Separate Senate bills would address retirement challenges disproportionately affecting women and expand the existing saver’s credit, in part by making the credit refundable and payable directly to workplace savings plans and IRAs. The bills’ sponsors include key Senate committee leaders with retirement plan oversight.
The Women's Retirement Protection Act of 2021 (S 2446) — offered in the prior Congress and reintroduced July 22 by Sen. Patty Murray, D-WA, and Rep. Lauren Underwood, D-IL — proposes spousal consent for distributions and loans from defined contribution (DC) plans. The bill also would expand access to 401(k) and 403(b) plans for long-term part-time workers, enhance measures to boost women's financial literacy, and provide grants to help certain women obtain retirement benefits after divorce or legal separation. Murray chairs the Senate's Health, Education, Labor and Pensions (HELP) Committee.
On the same day, Senate Finance Committee Chair Ron Wyden, D-OR, reintroduced the Encouraging Americans to Save Act (S 2452). The bill would replace the currently nonrefundable saver’s credit with a matching contribution deposited directly into eligible individuals’ workplace savings plans or IRAs. The legislation also includes a COVID-19 recovery bonus credit for certain amounts saved during a five-year period beginning in 2023.
Wyden is expected to push for including his proposal in a developing $3.5 trillion budget plan that Democrats hope to pass this year — without Republican support — to fund much of President Biden’s “human infrastructure” agenda.
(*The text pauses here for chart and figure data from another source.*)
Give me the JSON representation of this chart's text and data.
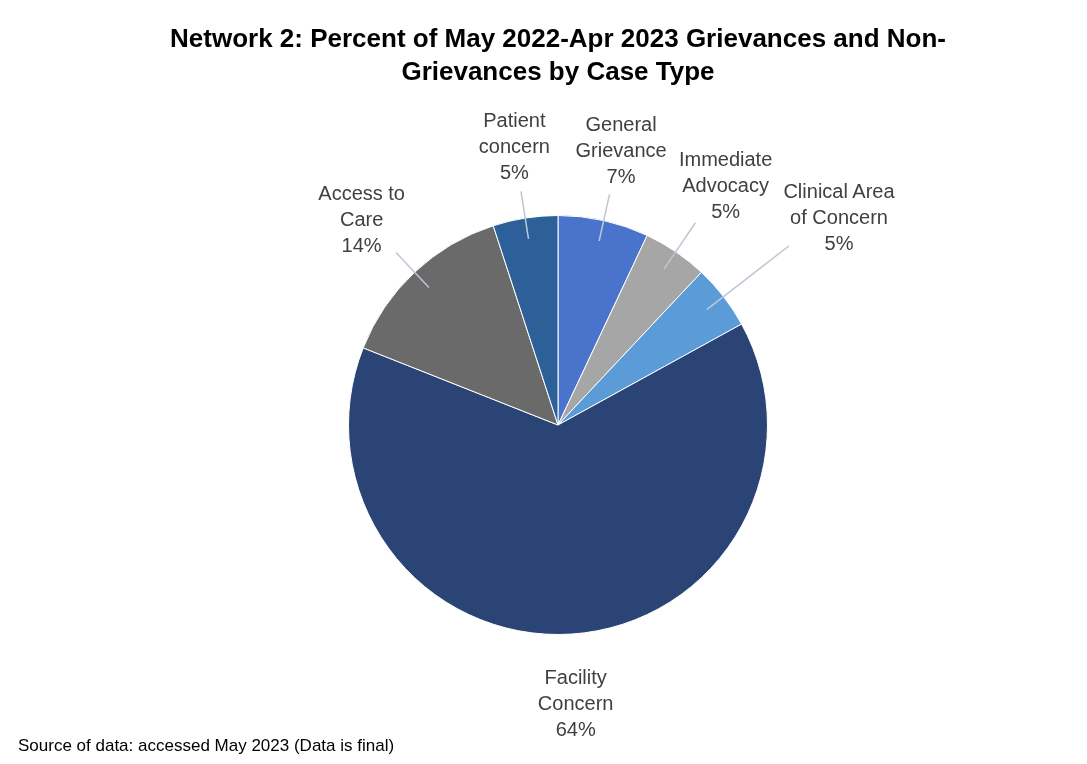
{
  "chart_data": {
    "type": "pie",
    "title": "Network 2:  Percent of May 2022-Apr 2023 Grievances and Non-Grievances by Case Type",
    "categories": [
      "General Grievance",
      "Immediate Advocacy",
      "Clinical Area of Concern",
      "Facility Concern",
      "Access to Care",
      "Patient concern"
    ],
    "values": [
      7,
      5,
      5,
      64,
      14,
      5
    ],
    "colors": [
      "#4a73cc",
      "#a6a6a6",
      "#5b9bd8",
      "#2b4476",
      "#6a6a6a",
      "#2d6098"
    ],
    "value_labels": [
      "7%",
      "5%",
      "5%",
      "64%",
      "14%",
      "5%"
    ],
    "legend": false,
    "annotations": [
      "Source of data:  accessed May 2023 (Data is final)"
    ]
  }
}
A similar but less expansive proposal to expand the saver’s credit — the Retirement Security and Savings Act of 2021 (S 1770), unveiled in May by Finance Committee members Ben Cardin, D-MD, and Rob Portman, R-OH — is contained in broad bipartisan “SECURE 2.0” legislation. (A House measure (HR 2913) seeks a comparable expansion of the credit.) Final SECURE 2.0 legislation could eventually incorporate changes to the saver’s credit as well as provisions from the Women’s Retirement Protection Act, but the outlook for action this year is uncertain.
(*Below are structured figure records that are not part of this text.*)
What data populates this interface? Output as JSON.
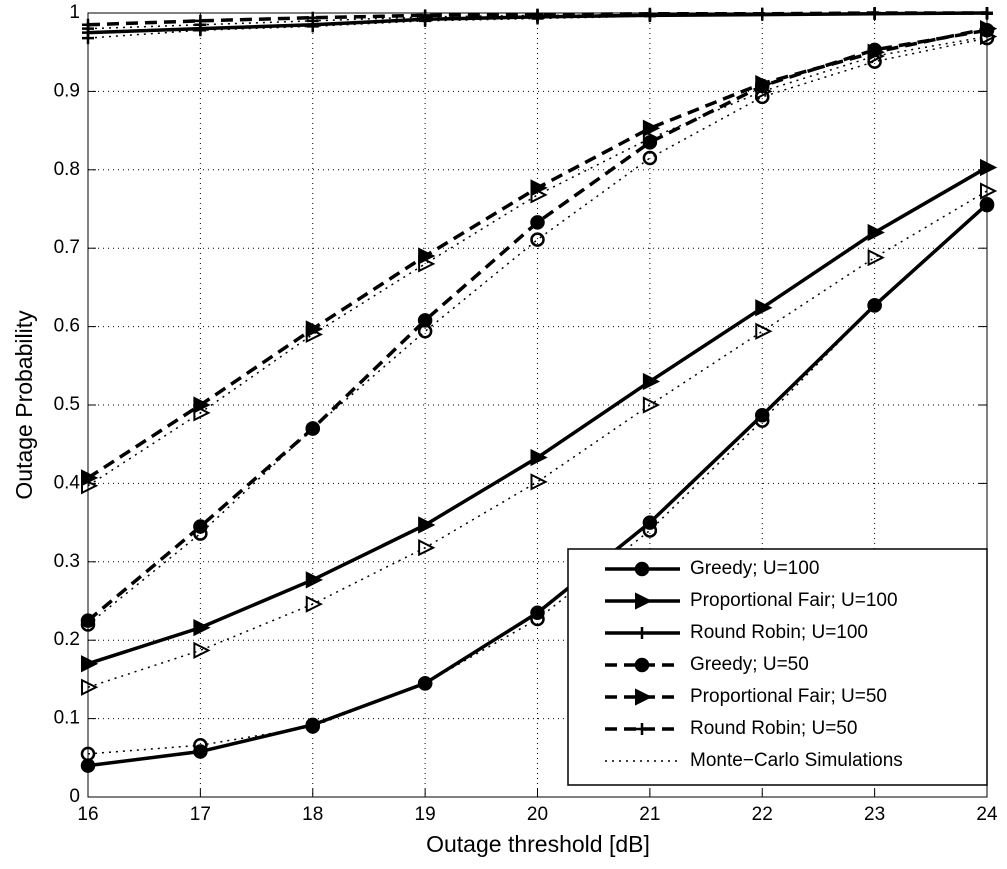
{
  "chart_data": {
    "type": "line",
    "xlabel": "Outage threshold [dB]",
    "ylabel": "Outage Probability",
    "x": [
      16,
      17,
      18,
      19,
      20,
      21,
      22,
      23,
      24
    ],
    "xlim": [
      16,
      24
    ],
    "xticks": [
      16,
      17,
      18,
      19,
      20,
      21,
      22,
      23,
      24
    ],
    "ylim": [
      0,
      1
    ],
    "yticks": [
      0,
      0.1,
      0.2,
      0.3,
      0.4,
      0.5,
      0.6,
      0.7,
      0.8,
      0.9,
      1
    ],
    "grid": true,
    "legend": "lower right",
    "simulation_label": "Monte−Carlo Simulations",
    "simulation_linestyle": "dotted",
    "series": [
      {
        "name": "Greedy; U=100",
        "color": "#000000",
        "linestyle": "solid",
        "marker": "circle",
        "values": [
          0.04,
          0.058,
          0.092,
          0.145,
          0.235,
          0.35,
          0.487,
          0.627,
          0.756
        ],
        "simulation": [
          0.055,
          0.066,
          0.09,
          0.145,
          0.227,
          0.34,
          0.48,
          0.627,
          0.755
        ]
      },
      {
        "name": "Proportional Fair; U=100",
        "color": "#000000",
        "linestyle": "solid",
        "marker": "triangle",
        "values": [
          0.17,
          0.216,
          0.277,
          0.347,
          0.433,
          0.53,
          0.624,
          0.72,
          0.803
        ],
        "simulation": [
          0.14,
          0.187,
          0.246,
          0.318,
          0.402,
          0.5,
          0.594,
          0.688,
          0.773
        ]
      },
      {
        "name": "Round Robin; U=100",
        "color": "#000000",
        "linestyle": "solid",
        "marker": "plus",
        "values": [
          0.975,
          0.98,
          0.985,
          0.992,
          0.995,
          0.997,
          0.998,
          0.999,
          1.0
        ],
        "simulation": [
          0.968,
          0.978,
          0.983,
          0.99,
          0.993,
          0.996,
          0.998,
          0.999,
          0.999
        ]
      },
      {
        "name": "Greedy; U=50",
        "color": "#000000",
        "linestyle": "dashed",
        "marker": "circle",
        "values": [
          0.225,
          0.345,
          0.47,
          0.608,
          0.733,
          0.835,
          0.907,
          0.953,
          0.978
        ],
        "simulation": [
          0.22,
          0.336,
          0.47,
          0.594,
          0.711,
          0.815,
          0.893,
          0.938,
          0.968
        ]
      },
      {
        "name": "Proportional Fair; U=50",
        "color": "#000000",
        "linestyle": "dashed",
        "marker": "triangle",
        "values": [
          0.407,
          0.5,
          0.597,
          0.69,
          0.777,
          0.853,
          0.91,
          0.95,
          0.98
        ],
        "simulation": [
          0.397,
          0.49,
          0.59,
          0.68,
          0.768,
          0.84,
          0.9,
          0.945,
          0.97
        ]
      },
      {
        "name": "Round Robin; U=50",
        "color": "#000000",
        "linestyle": "dashed",
        "marker": "plus",
        "values": [
          0.985,
          0.99,
          0.994,
          0.997,
          0.998,
          0.999,
          0.999,
          1.0,
          1.0
        ],
        "simulation": [
          0.98,
          0.985,
          0.99,
          0.995,
          0.997,
          0.998,
          0.999,
          0.999,
          1.0
        ]
      }
    ]
  }
}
The Women's Retirement Protection Act would make the following reforms intended to help improve women’s retirement security:
The Senate’s Encouraging Americans to Save Act takes a broad approach to boosting retirement savings. Here are some of the reforms included in the measure.
Matching government payments to retirement plans. A government-provided matching contribution would be directly deposited into the retirement plan accounts of taxpayers eligible for the expanded saver’s credit. A match of up of to 50% would be available on the first $2,000 of retirement savings per year for individuals with income up to $32,500 ($65,000 for couples). The 50% rate would be phased out for individuals earning over $10,000 ($20,000 for a couple). The bill also would provide an additional coronavirus recovery credit equal to 50% of the first $10,000 in retirement savings made during a five-year period beginning in 2023.
The credit would be available to taxpayers saving in IRAs, private-sector workers enrolled in state and local government-run payroll-reduction IRA programs, and workers contributing to 457(b) governmental, 401(k), or 403(b) plans or making voluntary employee contributions to a defined benefit plan.
New federal “R-Bond” program. The Treasury Department would be authorized to create an “R-Bond” program, similar to the myRA (my Retirement Account) program that operated from 2014 to 2018. The new accounts would be set up as no-fee traditional or Roth IRAs and invested exclusively in federally backed savings bonds issued solely for this purpose. The accounts also could receive the new government-provided matching and bonus contributions. Under the new legislation, Treasury would issue rules coordinating R-Bond accounts with state and local government rules governing the enrollment of workers in retirement savings accounts.
Employer communication duties. Employers and IRA trustees and issuers would have to include information about the saver’s credit and the R-Bond program in communications to participants. The Treasury Department would educate taxpayers on the benefits of both programs.